| HN Mirror

Y	Hacker News new \| ask \| show \| jobs

by creer 978 days ago

Doesn't it depend on what is the likely reason for the outliers?

- A world with a different distribution than the one you are trying to fit

- A measurement environment subject to bad contacts or noise spikes or experimental mistakes

- A reporting system with occasional typos

- etc

Seems to me what to do with the outliers should be informed by some understanding of the environment. And in some case, noted aside while waiting to see if there is more data "out there" in the outliers' vicinity.

In some cases, a replacement for the outlier might be "nearby" while in other cases we know nothing about where the replacement should be.

1 comments

Gibbon1 978 days ago

I used to design PID controllers where some of the analog readings would be actually bad. And grossly so.

Like 1002, 998, 1004, 48723, 2104, 1003, 997...

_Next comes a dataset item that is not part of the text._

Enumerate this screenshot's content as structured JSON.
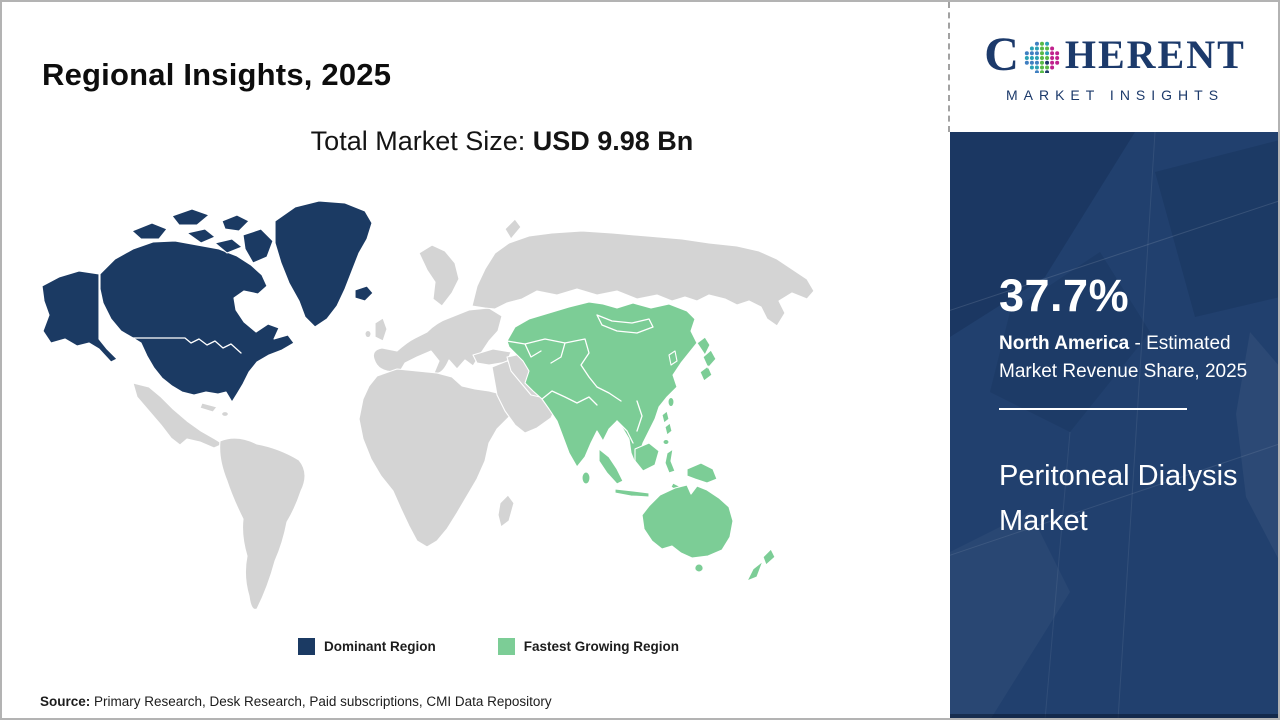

Estimating the deviation from the mean of the last n readings and ignoring ones too far out works well. Also calculate the percentage of bad readings and have a way of displaying it.

link

creer 978 days ago

Right! In a case like this, some outliers are just useless for calculating the mean - they come from something else - BUT they might still be useful in a SMART style of trying to detect degradation of the system. A second measure.

link

Gibbon1 978 days ago

My take about these things is you really need to understand what you are filtering for and what you are filtering against. If you don't you'll have a bad time.

link